PracticeConsultingLetsbuyit.com shares tumble 68%

Letsbuyit.com shares tumble 68%

Shares in online retailer Letsbuyit.com fell 68% today after it resumed trading on Frankfurt's Neuer Markt.

Letsbuyit.com shares were suspended on 29 December at its own request.This decision was taken after the company filed for bankruptcy protection and stopped taking customer orders on its websites until its future was clarified.

Letsbuyit.com is expected to meet with a court-appointed Dutch bankruptcy trustee today to review its options, one of which could be to terminate its operations.

The company needs a cash injection of £56.73m if it is to survive until 2003, when it is projected to start making profits. Shares in the company have fallen 88% since its IPO in July

According to Martin Coles, chief executive of Europe’s largest remaining standalone online retailer, the company was running out of money having spent £28m in the last five months.

Coles was reported in the Independent as saying: ‘Without the promise of future cash, it will be impossible to run the business. We have got a relatively short period of time to secure new funds.’

On Thursday last week Letsbuyit.com made an application in Holland, where its holding company is registered, to have its debt payment deferred.

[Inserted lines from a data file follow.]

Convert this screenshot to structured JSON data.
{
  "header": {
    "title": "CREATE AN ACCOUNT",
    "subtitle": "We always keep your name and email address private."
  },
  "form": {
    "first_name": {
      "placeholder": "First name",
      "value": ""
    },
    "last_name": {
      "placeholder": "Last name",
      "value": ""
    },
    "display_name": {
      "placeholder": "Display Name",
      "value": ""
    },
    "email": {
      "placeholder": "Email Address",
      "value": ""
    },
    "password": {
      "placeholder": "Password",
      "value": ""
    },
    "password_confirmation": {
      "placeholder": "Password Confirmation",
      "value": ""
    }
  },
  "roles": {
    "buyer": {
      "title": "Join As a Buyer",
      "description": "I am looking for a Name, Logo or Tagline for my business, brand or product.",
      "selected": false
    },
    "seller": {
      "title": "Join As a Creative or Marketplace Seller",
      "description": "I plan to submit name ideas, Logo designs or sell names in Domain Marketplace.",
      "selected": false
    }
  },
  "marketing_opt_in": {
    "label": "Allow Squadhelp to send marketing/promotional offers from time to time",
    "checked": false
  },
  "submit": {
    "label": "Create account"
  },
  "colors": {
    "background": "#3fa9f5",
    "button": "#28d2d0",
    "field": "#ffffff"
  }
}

It raised £39m when it went public in July, only half as much as it had planned for, due to a fall in tech shares. Currently, the company only has £11.34m in cash remaining following losses of £16.26m on sales of just £5.86m.

Letsbuyit.com has adopted a creative approach to selling online, with products reducing in price the higher the numbers of users that register to buy it. Letsbuyit.com has set up operations in 14 countries selling a wide range of products from sporting goods to electronic goods. It currently has 1.1 million registered users.

However the company’s pan-european strategy has been questioned as no offline retail models exists for it. Maziar Darvish, CE of Internet Business Group said: ‘It’s madness rolling out in that many countries altogether.’